Russians find extraterrestrial microbes on International Space Station

August 20, 2014
ISSITAR-TASS reported yesterday that Russian scientists have found microbial life on the surface of the International Space Station (ISS). The Russians first detected the microbes over a year ago and confirmed that the organisms can live in zero gravity, extremely low temperatures and with cosmic radiation. Despite the harsh conditions, the scientists reported that the bacteria were thriving on the surface of ISS and could live there for years. The Russian discovery is startling since it confirms that extraterrestrial microbes can flourish in deep space. Vladimir Solovyev, chief of the Russian ISS orbital mission said:
Results of the experiment are absolutely unique. We have found traces of sea plankton and microscopic particles on the illuminator surface. This should be studied further.
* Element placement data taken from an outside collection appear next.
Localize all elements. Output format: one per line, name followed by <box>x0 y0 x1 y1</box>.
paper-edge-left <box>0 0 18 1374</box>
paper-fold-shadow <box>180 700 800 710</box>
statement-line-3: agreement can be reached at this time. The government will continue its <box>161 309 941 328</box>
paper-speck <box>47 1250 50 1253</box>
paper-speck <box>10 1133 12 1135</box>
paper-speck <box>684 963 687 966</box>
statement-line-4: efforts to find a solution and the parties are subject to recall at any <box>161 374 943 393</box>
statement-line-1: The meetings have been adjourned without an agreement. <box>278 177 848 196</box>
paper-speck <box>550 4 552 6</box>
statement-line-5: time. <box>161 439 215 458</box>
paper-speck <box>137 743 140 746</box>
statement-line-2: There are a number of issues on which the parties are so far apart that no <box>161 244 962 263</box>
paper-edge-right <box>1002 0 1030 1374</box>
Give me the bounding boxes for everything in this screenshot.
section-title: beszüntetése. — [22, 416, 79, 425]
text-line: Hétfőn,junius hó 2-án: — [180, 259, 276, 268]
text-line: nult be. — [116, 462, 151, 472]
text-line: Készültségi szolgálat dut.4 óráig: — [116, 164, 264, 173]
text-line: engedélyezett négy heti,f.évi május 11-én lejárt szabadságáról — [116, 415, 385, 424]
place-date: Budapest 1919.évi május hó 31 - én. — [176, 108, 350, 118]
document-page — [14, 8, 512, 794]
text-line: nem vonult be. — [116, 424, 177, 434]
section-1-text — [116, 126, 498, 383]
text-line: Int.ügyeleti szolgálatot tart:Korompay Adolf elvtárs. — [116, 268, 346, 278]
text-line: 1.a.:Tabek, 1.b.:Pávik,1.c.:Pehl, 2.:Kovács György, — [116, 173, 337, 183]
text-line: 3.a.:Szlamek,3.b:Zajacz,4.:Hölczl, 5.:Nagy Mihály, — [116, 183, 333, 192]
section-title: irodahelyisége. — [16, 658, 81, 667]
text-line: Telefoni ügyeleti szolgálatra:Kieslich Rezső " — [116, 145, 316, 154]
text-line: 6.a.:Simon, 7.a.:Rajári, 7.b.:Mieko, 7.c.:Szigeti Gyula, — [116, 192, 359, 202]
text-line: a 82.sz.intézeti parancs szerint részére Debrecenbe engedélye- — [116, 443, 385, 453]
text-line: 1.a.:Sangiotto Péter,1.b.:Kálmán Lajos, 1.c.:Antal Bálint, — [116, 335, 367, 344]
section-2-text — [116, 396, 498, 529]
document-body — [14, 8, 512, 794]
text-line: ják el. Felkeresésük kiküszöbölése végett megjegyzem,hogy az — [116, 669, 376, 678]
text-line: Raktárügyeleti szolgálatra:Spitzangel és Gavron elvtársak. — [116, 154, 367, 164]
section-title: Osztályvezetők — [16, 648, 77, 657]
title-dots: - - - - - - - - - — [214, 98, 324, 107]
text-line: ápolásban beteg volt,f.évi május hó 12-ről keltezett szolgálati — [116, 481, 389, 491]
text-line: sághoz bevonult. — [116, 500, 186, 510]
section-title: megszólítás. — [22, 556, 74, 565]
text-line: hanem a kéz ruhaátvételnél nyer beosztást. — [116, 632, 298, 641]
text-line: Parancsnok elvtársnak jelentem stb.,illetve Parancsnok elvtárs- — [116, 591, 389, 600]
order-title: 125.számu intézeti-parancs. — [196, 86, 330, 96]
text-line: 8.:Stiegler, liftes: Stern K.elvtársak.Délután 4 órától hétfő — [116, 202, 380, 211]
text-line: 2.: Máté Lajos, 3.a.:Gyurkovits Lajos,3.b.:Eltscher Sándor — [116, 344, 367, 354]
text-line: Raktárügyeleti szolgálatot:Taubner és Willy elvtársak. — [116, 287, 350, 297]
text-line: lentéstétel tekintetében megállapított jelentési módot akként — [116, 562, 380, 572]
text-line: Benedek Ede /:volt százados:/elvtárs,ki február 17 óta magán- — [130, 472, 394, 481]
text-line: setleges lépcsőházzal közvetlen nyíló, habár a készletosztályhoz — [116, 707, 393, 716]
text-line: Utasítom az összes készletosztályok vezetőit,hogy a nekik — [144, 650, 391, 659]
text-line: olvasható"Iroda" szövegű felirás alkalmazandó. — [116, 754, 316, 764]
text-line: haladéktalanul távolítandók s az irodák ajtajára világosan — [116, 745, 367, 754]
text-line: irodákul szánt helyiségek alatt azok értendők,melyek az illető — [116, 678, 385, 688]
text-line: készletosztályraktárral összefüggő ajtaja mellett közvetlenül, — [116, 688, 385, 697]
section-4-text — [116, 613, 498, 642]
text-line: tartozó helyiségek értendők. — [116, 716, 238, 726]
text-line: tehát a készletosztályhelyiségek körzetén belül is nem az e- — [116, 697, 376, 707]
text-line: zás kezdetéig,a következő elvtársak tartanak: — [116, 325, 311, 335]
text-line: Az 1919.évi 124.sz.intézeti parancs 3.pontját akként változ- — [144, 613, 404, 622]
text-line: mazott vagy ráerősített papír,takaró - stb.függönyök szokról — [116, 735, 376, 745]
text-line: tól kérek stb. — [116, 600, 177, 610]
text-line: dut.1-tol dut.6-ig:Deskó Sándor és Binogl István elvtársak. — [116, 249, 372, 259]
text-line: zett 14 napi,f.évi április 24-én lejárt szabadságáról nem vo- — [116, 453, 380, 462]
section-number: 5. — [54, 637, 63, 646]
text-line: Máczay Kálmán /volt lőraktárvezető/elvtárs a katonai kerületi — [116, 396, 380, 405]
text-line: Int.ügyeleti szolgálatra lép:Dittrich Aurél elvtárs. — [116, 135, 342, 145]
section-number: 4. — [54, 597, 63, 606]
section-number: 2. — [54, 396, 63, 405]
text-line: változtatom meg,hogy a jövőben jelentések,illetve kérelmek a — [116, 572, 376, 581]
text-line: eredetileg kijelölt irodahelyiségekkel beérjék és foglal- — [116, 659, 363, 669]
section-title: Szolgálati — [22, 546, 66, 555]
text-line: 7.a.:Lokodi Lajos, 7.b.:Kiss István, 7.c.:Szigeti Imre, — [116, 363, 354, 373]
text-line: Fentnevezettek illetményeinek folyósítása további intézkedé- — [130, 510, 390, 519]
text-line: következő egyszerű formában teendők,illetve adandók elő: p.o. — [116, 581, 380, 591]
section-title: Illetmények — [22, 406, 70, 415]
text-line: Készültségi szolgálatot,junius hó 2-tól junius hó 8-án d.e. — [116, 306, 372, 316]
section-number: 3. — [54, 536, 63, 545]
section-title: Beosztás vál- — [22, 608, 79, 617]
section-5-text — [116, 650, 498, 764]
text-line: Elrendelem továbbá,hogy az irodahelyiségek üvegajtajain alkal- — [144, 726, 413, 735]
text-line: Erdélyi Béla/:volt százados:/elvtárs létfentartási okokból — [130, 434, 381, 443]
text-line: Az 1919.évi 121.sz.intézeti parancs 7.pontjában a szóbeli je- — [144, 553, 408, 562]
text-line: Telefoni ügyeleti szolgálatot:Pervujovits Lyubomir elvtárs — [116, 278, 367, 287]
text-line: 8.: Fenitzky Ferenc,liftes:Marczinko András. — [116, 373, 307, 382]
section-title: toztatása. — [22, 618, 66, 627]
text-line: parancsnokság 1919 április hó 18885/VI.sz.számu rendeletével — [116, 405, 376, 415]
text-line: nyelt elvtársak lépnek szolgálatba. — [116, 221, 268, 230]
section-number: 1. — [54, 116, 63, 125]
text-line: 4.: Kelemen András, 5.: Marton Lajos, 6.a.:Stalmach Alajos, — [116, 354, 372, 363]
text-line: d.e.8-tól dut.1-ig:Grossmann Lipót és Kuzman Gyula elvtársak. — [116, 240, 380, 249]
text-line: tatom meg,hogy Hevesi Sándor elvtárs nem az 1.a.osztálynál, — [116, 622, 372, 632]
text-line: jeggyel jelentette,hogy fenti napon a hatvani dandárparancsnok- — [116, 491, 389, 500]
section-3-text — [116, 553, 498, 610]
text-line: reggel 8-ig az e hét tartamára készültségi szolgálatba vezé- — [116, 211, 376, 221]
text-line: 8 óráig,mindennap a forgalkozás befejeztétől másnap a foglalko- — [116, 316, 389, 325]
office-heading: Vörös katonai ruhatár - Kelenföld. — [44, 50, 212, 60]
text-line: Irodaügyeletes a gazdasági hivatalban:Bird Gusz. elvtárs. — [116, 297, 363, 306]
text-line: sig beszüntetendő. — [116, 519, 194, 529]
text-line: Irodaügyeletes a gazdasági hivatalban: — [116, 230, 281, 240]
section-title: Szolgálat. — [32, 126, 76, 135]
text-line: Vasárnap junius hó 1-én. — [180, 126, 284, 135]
He went on to say that “it was not quite clear how these microscopic particles could have appeared on the surface of the space station.” The discovery of the Russian scientists is stunning in its implications. It supports the theory of Panspermia proposed by Sir Fred Hoyle and Dr Chandra Wickramasinghe that microbial extraterrestrial life can exist and travel in the vacuum of space on comets, and radiation pressure. In 1974, they proposed and were able to confirm that dust in interstellar space was largely organic, thereby making it possible for life to exist in interstellar space despite the harsh conditions there. An important mechanism for microbial life to travel in interstellar space are Birkeland currents comprising plasma from the solar wind. According to Swedish scientist and Nobel Prize winner, Hannes Alfven, plasma can travel in vast electric currents throughout the vacuum of interstellar and intergalactic space. The Russian scientists’ findings confirm that extraterrestrial life cannot only exist in the extreme conditions of space, but can also thrive there. The discovery of a form of sea plankton on the ISS suggests that the vacuum of space may contain sufficient micro-organisms that they could be a food source for more complex life forms. Rather than deep space being a lifeless vacuum, it may be more accurate to describe it as an ocean where life thrives in ways that scientists are only beginning to understand. The Russian discovery takes scientists one step closer to eventually concluding that extraterrestrial life is common throughout the universe.